GM Alan Pichot defeated Krush with a crushing attack, as did Santos in his game against Moradiabadi. In the latter game, the Spanish grandmaster sacrificed a pawn for a powerful initiative. From there, the attack was so expertly conducted that it looked easy—it often isn’t as simple as it looks.

When attacking a king, it is often wise to keep queens on the board, and Santos demonstrated this concept beautifully in the one-sided affair. This is our Game of the Day, annotated by GM Rafael Leitao below.

Iturrizaga won his second consecutive game against the Cobras’ board one, Oparin. He found a nice geometric pattern—or, as commentator Canty called it, a “classic triangle”—to cleanly convert the queen endgame.

In round three, the Spanish Maniac Shrimps could have put the match away. The most important game was Pichot-Oparin, where the first player had a winning advantage after capturing a piece as early as move 17.

As the games on other boards ended, it became clear that a victory in this game would decide the match. Pichot was up by a bishop, so what could possibly go wrong?

Oparin found a miracle draw with a rook sacrifice, just barely saving the game.

But wait, there’s more. Fascinatingly, White was still winning after allowing the sacrifice, although it required finding several only-moves with under a minute on the clock.

The players repeated positions with a draw instead.

The Cobras survived another round, although they would not survive another day.

The first game to finish in round four also decided the match. It was Santos on board one with the black pieces who claimed the day for his team after beating Oparin. In a desperate attempt to win the game, Oparin sacrificed a pawn but lacked any compensation.

It did not have an impact on the match win, but they won on two other boards—Iturrizaga defeated Moradiabadi, and Francisco defeated Krush—while Tang vs. Pichot ended in a draw.

Santos, the board one for the Spanish Maniac Shrimps, complimented his team: “The four players, we play very well.” He added: “It’s a big responsibility of course … [we feel] more pressure because it’s elimination next week.”

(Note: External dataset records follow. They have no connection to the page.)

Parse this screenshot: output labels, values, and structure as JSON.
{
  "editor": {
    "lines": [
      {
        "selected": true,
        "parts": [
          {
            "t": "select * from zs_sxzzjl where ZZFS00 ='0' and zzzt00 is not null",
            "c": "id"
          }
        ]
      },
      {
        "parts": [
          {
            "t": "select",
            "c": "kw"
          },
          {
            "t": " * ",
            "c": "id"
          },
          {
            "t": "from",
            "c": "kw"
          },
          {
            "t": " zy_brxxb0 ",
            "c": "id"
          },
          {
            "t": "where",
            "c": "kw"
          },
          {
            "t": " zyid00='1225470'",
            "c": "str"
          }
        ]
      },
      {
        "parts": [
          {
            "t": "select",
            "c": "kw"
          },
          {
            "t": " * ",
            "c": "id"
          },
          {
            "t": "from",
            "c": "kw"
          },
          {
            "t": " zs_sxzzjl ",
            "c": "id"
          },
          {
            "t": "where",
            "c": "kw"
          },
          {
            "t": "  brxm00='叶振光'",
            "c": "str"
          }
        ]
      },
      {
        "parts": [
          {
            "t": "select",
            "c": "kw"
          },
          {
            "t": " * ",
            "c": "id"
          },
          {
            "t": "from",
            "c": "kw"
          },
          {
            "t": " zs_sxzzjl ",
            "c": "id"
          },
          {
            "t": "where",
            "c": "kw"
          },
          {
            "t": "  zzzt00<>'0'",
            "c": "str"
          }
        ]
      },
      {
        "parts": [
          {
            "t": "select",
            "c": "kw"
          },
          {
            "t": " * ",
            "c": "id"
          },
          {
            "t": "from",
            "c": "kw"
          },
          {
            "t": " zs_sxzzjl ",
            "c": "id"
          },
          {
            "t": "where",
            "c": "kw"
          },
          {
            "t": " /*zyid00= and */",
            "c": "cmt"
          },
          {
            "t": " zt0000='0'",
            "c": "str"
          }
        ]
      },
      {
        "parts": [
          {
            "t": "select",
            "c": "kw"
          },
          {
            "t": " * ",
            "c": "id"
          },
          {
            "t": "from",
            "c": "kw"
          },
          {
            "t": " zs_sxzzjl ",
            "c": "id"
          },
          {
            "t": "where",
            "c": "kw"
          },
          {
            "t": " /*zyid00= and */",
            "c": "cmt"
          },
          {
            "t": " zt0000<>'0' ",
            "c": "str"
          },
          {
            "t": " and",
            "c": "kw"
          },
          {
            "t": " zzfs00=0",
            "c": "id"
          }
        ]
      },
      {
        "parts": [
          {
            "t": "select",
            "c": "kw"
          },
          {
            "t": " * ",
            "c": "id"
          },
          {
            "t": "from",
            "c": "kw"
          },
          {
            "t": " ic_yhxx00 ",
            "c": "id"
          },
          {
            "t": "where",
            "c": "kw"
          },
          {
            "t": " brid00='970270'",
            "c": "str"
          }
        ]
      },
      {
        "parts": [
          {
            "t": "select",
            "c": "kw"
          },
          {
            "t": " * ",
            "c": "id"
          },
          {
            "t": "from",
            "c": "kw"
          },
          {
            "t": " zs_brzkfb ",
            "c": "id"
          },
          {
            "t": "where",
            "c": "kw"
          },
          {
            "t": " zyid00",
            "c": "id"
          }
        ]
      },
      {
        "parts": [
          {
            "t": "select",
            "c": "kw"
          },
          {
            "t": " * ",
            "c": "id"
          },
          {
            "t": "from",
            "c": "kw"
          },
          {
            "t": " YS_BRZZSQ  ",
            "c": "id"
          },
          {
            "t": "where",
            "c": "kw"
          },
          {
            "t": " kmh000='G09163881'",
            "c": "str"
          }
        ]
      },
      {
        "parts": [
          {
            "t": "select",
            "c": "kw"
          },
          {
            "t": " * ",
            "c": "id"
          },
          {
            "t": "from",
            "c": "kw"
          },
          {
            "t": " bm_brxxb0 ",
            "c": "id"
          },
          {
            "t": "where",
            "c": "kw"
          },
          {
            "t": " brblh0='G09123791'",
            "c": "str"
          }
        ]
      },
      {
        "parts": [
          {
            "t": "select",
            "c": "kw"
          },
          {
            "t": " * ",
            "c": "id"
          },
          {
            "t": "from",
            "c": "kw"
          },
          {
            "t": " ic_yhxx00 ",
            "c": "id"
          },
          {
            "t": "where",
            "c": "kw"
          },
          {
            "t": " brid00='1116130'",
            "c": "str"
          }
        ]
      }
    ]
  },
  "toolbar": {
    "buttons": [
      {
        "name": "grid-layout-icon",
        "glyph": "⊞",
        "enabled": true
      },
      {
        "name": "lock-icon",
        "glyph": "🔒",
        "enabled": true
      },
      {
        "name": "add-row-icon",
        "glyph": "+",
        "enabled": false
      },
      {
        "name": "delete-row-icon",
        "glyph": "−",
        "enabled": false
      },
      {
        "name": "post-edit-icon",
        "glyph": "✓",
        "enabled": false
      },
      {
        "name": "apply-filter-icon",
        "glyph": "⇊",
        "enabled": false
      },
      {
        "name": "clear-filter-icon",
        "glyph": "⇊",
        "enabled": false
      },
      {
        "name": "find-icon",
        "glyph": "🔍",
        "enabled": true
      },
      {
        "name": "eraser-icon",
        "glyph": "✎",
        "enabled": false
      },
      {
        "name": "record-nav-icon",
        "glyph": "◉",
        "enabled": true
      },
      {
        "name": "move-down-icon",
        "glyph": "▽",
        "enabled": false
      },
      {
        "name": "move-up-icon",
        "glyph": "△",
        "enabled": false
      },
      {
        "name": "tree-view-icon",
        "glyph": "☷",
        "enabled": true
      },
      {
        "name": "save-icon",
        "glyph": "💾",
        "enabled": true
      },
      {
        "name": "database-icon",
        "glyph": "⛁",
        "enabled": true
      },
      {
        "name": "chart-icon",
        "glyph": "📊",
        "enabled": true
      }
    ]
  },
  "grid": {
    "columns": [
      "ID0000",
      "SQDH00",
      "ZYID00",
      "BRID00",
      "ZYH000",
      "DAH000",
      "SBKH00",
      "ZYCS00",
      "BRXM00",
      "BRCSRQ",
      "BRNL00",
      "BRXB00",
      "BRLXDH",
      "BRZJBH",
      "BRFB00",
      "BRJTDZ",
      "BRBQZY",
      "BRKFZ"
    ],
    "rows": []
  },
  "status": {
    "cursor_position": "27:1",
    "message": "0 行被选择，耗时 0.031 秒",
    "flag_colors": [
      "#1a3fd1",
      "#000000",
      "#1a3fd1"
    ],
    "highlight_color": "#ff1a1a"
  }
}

The Spanish Maniac Shrimps win their first match in the season and make it through to week four. They are one loss away from elimination. The Charlotte Cobras are the first team eliminated from this year’s Pro Chess League, but they earn $2,000 for their efforts.

Standings | Week 3

The Pro Chess League (PCL) is the number-one online global chess league for teams from all over the world. The event features 16 teams playing rapid games for their piece of the $150,000 prize fund.

The main event will continue throughout February and March and features top players like GMs Magnus Carlsen, Daniel Naroditsky, and Hikaru Nakamura.